Re: Paradroid sample, well spotted. Paradroid ( C64 version ) is still one of the best games I've ever played, and that sample was just too perfect not to have in there. Part of my Braybrook worship ( Along with the dreadnought itself ).

@Pieter some excellent points there. The main thing I totally agree with is the gun cool down / reload period. After the weapons have shot their load ( So to speak ) they reset and that can be misleading and feel like the guns are dumb / non responsive ( As @Vebyast commented ) rather than reloading. That was a major oversight on my behalf.

@fsjd Thanks. The "one" level was a deliberate thing, it's meant to be a pick up and play game, leaning to my more arcade sensibilities.

@V2Blast Thanks for taking the time to post feedback. As to the repair / upgrade all buttons ( Again :) ), people weren't getting why the upgrade option was ghosted out at times, not realising that it was because they couldn't afford it even though it was available. I think having "All" buttons would open a huge can of worms, with players thinking they're were broken ( Imagine a dreadnought with 20 active towers, some expensive ones on there, it could be quite possible that you'd never have enough cash to upgrade them all by one level ).

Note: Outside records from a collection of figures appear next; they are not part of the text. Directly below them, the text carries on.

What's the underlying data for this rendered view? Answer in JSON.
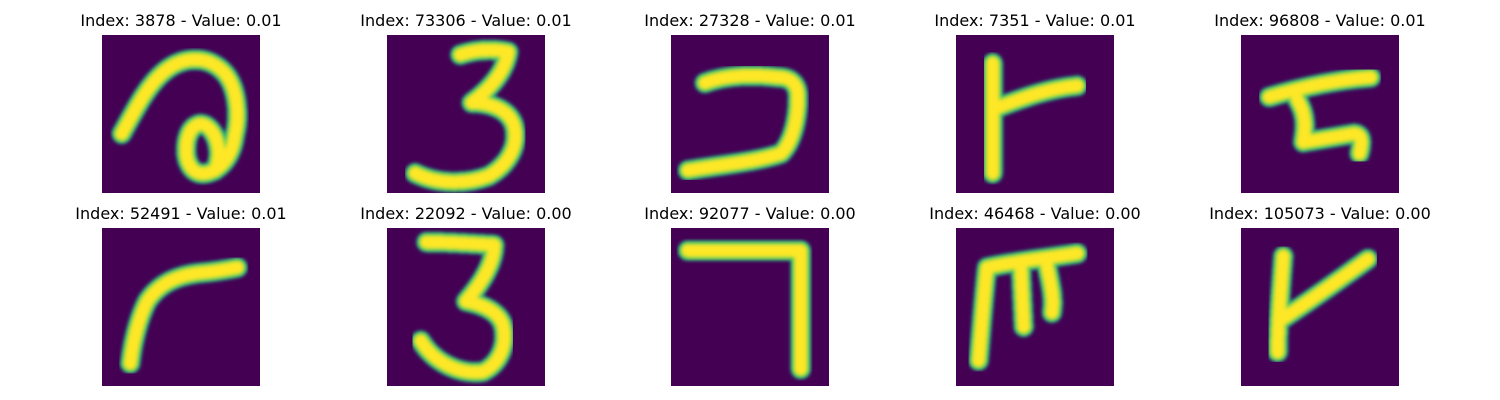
{
  "colors": {
    "background": "#440154",
    "stroke_edge": "#22a884",
    "stroke_mid": "#7ad151",
    "stroke_core": "#fde725"
  },
  "panels": [
    {
      "title": "Index: 3878 - Value: 0.01",
      "glyph": "g0"
    },
    {
      "title": "Index: 73306 - Value: 0.01",
      "glyph": "g1"
    },
    {
      "title": "Index: 27328 - Value: 0.01",
      "glyph": "g2"
    },
    {
      "title": "Index: 7351 - Value: 0.01",
      "glyph": "g3"
    },
    {
      "title": "Index: 96808 - Value: 0.01",
      "glyph": "g4"
    },
    {
      "title": "Index: 52491 - Value: 0.01",
      "glyph": "g5"
    },
    {
      "title": "Index: 22092 - Value: 0.00",
      "glyph": "g6"
    },
    {
      "title": "Index: 92077 - Value: 0.00",
      "glyph": "g7"
    },
    {
      "title": "Index: 46468 - Value: 0.00",
      "glyph": "g8"
    },
    {
      "title": "Index: 105073 - Value: 0.00",
      "glyph": "g9"
    }
  ]
}
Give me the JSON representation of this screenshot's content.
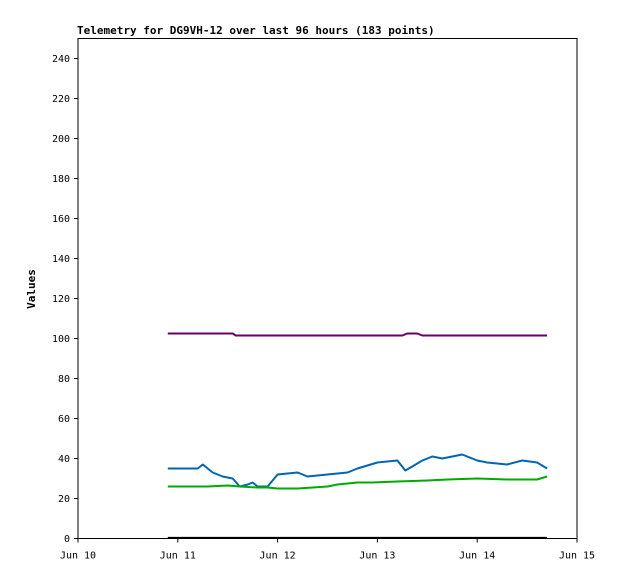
{
  "chart_data": {
    "type": "line",
    "title": "Telemetry for DG9VH-12 over last 96 hours (183 points)",
    "xlabel": "",
    "ylabel": "Values",
    "x_unit": "day of June",
    "xlim": [
      10,
      15
    ],
    "ylim": [
      0,
      250
    ],
    "x_ticks": [
      {
        "value": 10,
        "label": "Jun 10"
      },
      {
        "value": 11,
        "label": "Jun 11"
      },
      {
        "value": 12,
        "label": "Jun 12"
      },
      {
        "value": 13,
        "label": "Jun 13"
      },
      {
        "value": 14,
        "label": "Jun 14"
      },
      {
        "value": 15,
        "label": "Jun 15"
      }
    ],
    "y_ticks": [
      0,
      20,
      40,
      60,
      80,
      100,
      120,
      140,
      160,
      180,
      200,
      220,
      240
    ],
    "grid": false,
    "series": [
      {
        "color": "#660066",
        "x": [
          10.9,
          11.55,
          11.58,
          13.25,
          13.3,
          13.4,
          13.45,
          14.7
        ],
        "y": [
          102.5,
          102.5,
          101.5,
          101.5,
          102.5,
          102.5,
          101.5,
          101.5
        ]
      },
      {
        "color": "#0066b3",
        "x": [
          10.9,
          11.1,
          11.2,
          11.25,
          11.35,
          11.45,
          11.55,
          11.62,
          11.7,
          11.75,
          11.8,
          11.9,
          12.0,
          12.2,
          12.3,
          12.5,
          12.7,
          12.8,
          13.0,
          13.2,
          13.28,
          13.35,
          13.45,
          13.55,
          13.65,
          13.75,
          13.85,
          13.95,
          14.0,
          14.1,
          14.3,
          14.45,
          14.6,
          14.7
        ],
        "y": [
          35,
          35,
          35,
          37,
          33,
          31,
          30,
          26,
          27,
          28,
          26,
          26,
          32,
          33,
          31,
          32,
          33,
          35,
          38,
          39,
          34,
          36,
          39,
          41,
          40,
          41,
          42,
          40,
          39,
          38,
          37,
          39,
          38,
          35
        ]
      },
      {
        "color": "#00aa00",
        "x": [
          10.9,
          11.1,
          11.3,
          11.5,
          11.62,
          11.8,
          11.9,
          12.0,
          12.2,
          12.5,
          12.6,
          12.8,
          12.95,
          13.2,
          13.5,
          13.7,
          14.0,
          14.3,
          14.45,
          14.6,
          14.7
        ],
        "y": [
          26,
          26,
          26,
          26.5,
          26,
          25.5,
          25.5,
          25,
          25,
          26,
          27,
          28,
          28,
          28.5,
          29,
          29.5,
          30,
          29.5,
          29.5,
          29.5,
          31
        ]
      },
      {
        "color": "#000000",
        "x": [
          10.9,
          14.7
        ],
        "y": [
          0.3,
          0.3
        ]
      }
    ]
  }
}
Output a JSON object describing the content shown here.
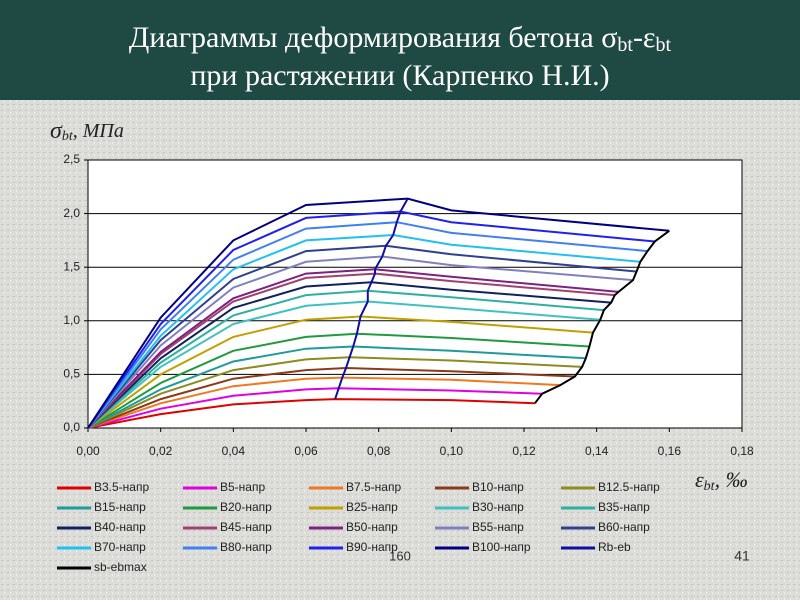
{
  "slide": {
    "page_number": "41",
    "footer_mark": "160"
  },
  "chart_data": {
    "type": "line",
    "title_parts": [
      "Диаграммы деформирования бетона σ",
      "bt",
      "-ε",
      "bt"
    ],
    "title_line2": "при растяжении (Карпенко Н.И.)",
    "y_label_parts": [
      "σ",
      "bt",
      ", МПа"
    ],
    "x_label_parts": [
      "ε",
      "bt",
      ", ‰"
    ],
    "xlim": [
      0,
      0.18
    ],
    "xticks": [
      {
        "value": 0,
        "label": "0,00"
      },
      {
        "value": 0.02,
        "label": "0,02"
      },
      {
        "value": 0.04,
        "label": "0,04"
      },
      {
        "value": 0.06,
        "label": "0,06"
      },
      {
        "value": 0.08,
        "label": "0,08"
      },
      {
        "value": 0.1,
        "label": "0,10"
      },
      {
        "value": 0.12,
        "label": "0,12"
      },
      {
        "value": 0.14,
        "label": "0,14"
      },
      {
        "value": 0.16,
        "label": "0,16"
      },
      {
        "value": 0.18,
        "label": "0,18"
      }
    ],
    "ylim": [
      0,
      2.5
    ],
    "yticks": [
      {
        "value": 0,
        "label": "0,0"
      },
      {
        "value": 0.5,
        "label": "0,5"
      },
      {
        "value": 1,
        "label": "1,0"
      },
      {
        "value": 1.5,
        "label": "1,5"
      },
      {
        "value": 2,
        "label": "2,0"
      },
      {
        "value": 2.5,
        "label": "2,5"
      }
    ],
    "grid": true,
    "series": [
      {
        "name": "B3.5-напр",
        "color": "#e00000",
        "x": [
          0,
          0.02,
          0.04,
          0.06,
          0.068,
          0.1,
          0.123
        ],
        "values": [
          0,
          0.13,
          0.22,
          0.26,
          0.27,
          0.26,
          0.23
        ]
      },
      {
        "name": "B5-напр",
        "color": "#e000e0",
        "x": [
          0,
          0.02,
          0.04,
          0.06,
          0.069,
          0.1,
          0.125
        ],
        "values": [
          0,
          0.18,
          0.3,
          0.36,
          0.37,
          0.35,
          0.32
        ]
      },
      {
        "name": "B7.5-напр",
        "color": "#f07820",
        "x": [
          0,
          0.02,
          0.04,
          0.06,
          0.07,
          0.1,
          0.13
        ],
        "values": [
          0,
          0.23,
          0.39,
          0.46,
          0.47,
          0.45,
          0.4
        ]
      },
      {
        "name": "B10-напр",
        "color": "#8b3a1a",
        "x": [
          0,
          0.02,
          0.04,
          0.06,
          0.071,
          0.1,
          0.134
        ],
        "values": [
          0,
          0.27,
          0.46,
          0.54,
          0.56,
          0.53,
          0.48
        ]
      },
      {
        "name": "B12.5-напр",
        "color": "#8c8c20",
        "x": [
          0,
          0.02,
          0.04,
          0.06,
          0.072,
          0.1,
          0.136
        ],
        "values": [
          0,
          0.32,
          0.54,
          0.64,
          0.66,
          0.63,
          0.57
        ]
      },
      {
        "name": "B15-напр",
        "color": "#209a9a",
        "x": [
          0,
          0.02,
          0.04,
          0.06,
          0.073,
          0.1,
          0.137
        ],
        "values": [
          0,
          0.36,
          0.62,
          0.74,
          0.76,
          0.72,
          0.65
        ]
      },
      {
        "name": "B20-напр",
        "color": "#209a40",
        "x": [
          0,
          0.02,
          0.04,
          0.06,
          0.074,
          0.1,
          0.138
        ],
        "values": [
          0,
          0.42,
          0.72,
          0.85,
          0.88,
          0.84,
          0.76
        ]
      },
      {
        "name": "B25-напр",
        "color": "#c0a000",
        "x": [
          0,
          0.02,
          0.04,
          0.06,
          0.075,
          0.1,
          0.139
        ],
        "values": [
          0,
          0.5,
          0.85,
          1.01,
          1.04,
          0.99,
          0.89
        ]
      },
      {
        "name": "B30-напр",
        "color": "#40c0c0",
        "x": [
          0,
          0.02,
          0.04,
          0.06,
          0.077,
          0.1,
          0.141
        ],
        "values": [
          0,
          0.57,
          0.97,
          1.14,
          1.18,
          1.12,
          1.01
        ]
      },
      {
        "name": "B35-напр",
        "color": "#30b0a0",
        "x": [
          0,
          0.02,
          0.04,
          0.06,
          0.077,
          0.1,
          0.142
        ],
        "values": [
          0,
          0.61,
          1.05,
          1.24,
          1.28,
          1.22,
          1.1
        ]
      },
      {
        "name": "B40-напр",
        "color": "#102060",
        "x": [
          0,
          0.02,
          0.04,
          0.06,
          0.078,
          0.1,
          0.144
        ],
        "values": [
          0,
          0.65,
          1.12,
          1.32,
          1.36,
          1.29,
          1.17
        ]
      },
      {
        "name": "B45-напр",
        "color": "#a04070",
        "x": [
          0,
          0.02,
          0.04,
          0.06,
          0.079,
          0.1,
          0.145
        ],
        "values": [
          0,
          0.69,
          1.18,
          1.4,
          1.44,
          1.37,
          1.24
        ]
      },
      {
        "name": "B50-напр",
        "color": "#802080",
        "x": [
          0,
          0.02,
          0.04,
          0.06,
          0.079,
          0.1,
          0.146
        ],
        "values": [
          0,
          0.71,
          1.21,
          1.44,
          1.48,
          1.41,
          1.27
        ]
      },
      {
        "name": "B55-напр",
        "color": "#8080c0",
        "x": [
          0,
          0.02,
          0.04,
          0.06,
          0.081,
          0.1,
          0.15
        ],
        "values": [
          0,
          0.77,
          1.31,
          1.55,
          1.6,
          1.52,
          1.38
        ]
      },
      {
        "name": "B60-напр",
        "color": "#304090",
        "x": [
          0,
          0.02,
          0.04,
          0.06,
          0.082,
          0.1,
          0.151
        ],
        "values": [
          0,
          0.82,
          1.39,
          1.65,
          1.7,
          1.62,
          1.46
        ]
      },
      {
        "name": "B70-напр",
        "color": "#20c0f0",
        "x": [
          0,
          0.02,
          0.04,
          0.06,
          0.084,
          0.1,
          0.152
        ],
        "values": [
          0,
          0.86,
          1.48,
          1.75,
          1.8,
          1.71,
          1.55
        ]
      },
      {
        "name": "B80-напр",
        "color": "#4080f0",
        "x": [
          0,
          0.02,
          0.04,
          0.06,
          0.085,
          0.1,
          0.154
        ],
        "values": [
          0,
          0.92,
          1.57,
          1.86,
          1.92,
          1.82,
          1.65
        ]
      },
      {
        "name": "B90-напр",
        "color": "#2020f0",
        "x": [
          0,
          0.02,
          0.04,
          0.06,
          0.086,
          0.1,
          0.156
        ],
        "values": [
          0,
          0.97,
          1.66,
          1.96,
          2.02,
          1.92,
          1.74
        ]
      },
      {
        "name": "B100-напр",
        "color": "#000080",
        "x": [
          0,
          0.02,
          0.04,
          0.06,
          0.088,
          0.1,
          0.16
        ],
        "values": [
          0,
          1.03,
          1.75,
          2.08,
          2.14,
          2.03,
          1.84
        ]
      },
      {
        "name": "Rb-eb",
        "color": "#1010a0",
        "x": [
          0.068,
          0.069,
          0.07,
          0.071,
          0.072,
          0.073,
          0.074,
          0.075,
          0.077,
          0.077,
          0.078,
          0.079,
          0.079,
          0.081,
          0.082,
          0.084,
          0.085,
          0.086,
          0.088
        ],
        "values": [
          0.27,
          0.37,
          0.47,
          0.56,
          0.66,
          0.76,
          0.88,
          1.04,
          1.18,
          1.28,
          1.36,
          1.44,
          1.48,
          1.6,
          1.7,
          1.8,
          1.92,
          2.02,
          2.14
        ]
      },
      {
        "name": "sb-ebmax",
        "color": "#000000",
        "x": [
          0.123,
          0.125,
          0.13,
          0.134,
          0.136,
          0.137,
          0.138,
          0.139,
          0.141,
          0.142,
          0.144,
          0.145,
          0.146,
          0.15,
          0.151,
          0.152,
          0.154,
          0.156,
          0.16
        ],
        "values": [
          0.23,
          0.32,
          0.4,
          0.48,
          0.57,
          0.65,
          0.76,
          0.89,
          1.01,
          1.1,
          1.17,
          1.24,
          1.27,
          1.38,
          1.46,
          1.55,
          1.65,
          1.74,
          1.84
        ]
      }
    ]
  }
}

Hopefully my replies here don't come across as "This is my art, why aren't you getting it!". I just figured it may be of interest to explain some design decisions. Some were bad, some good, some I had no option.
All the feedback has been excellent, thank you. It will all be factored into the next game ( Although that won't be a TD ;) ).


really good idea, really tedious gameplay

Anonymous March 12, 2010 10:42 AM

I couldn't see a way to get a graphic feel for where the turret ranges were. Usually, the selected turret in a TD game shows a range circle. Also, there wasn't any indication of current damage / upgraded damage. TD's need to have a clear, unambiguous indication of what you're getting when you upgrade. Exploring the tech tree is how TD players optimize their strategy by cost/benefit analysis.

Personally, I can't stand any TD game with a "repair" mechanism. Very, very few TD's have one, precisely because the charm of TD is the set-it-and-forget-it gameplay centered around careful planning, timely upgrades and optimal economics. Putting in a repair mechanism just creates a micromanagement clickfest nightmare.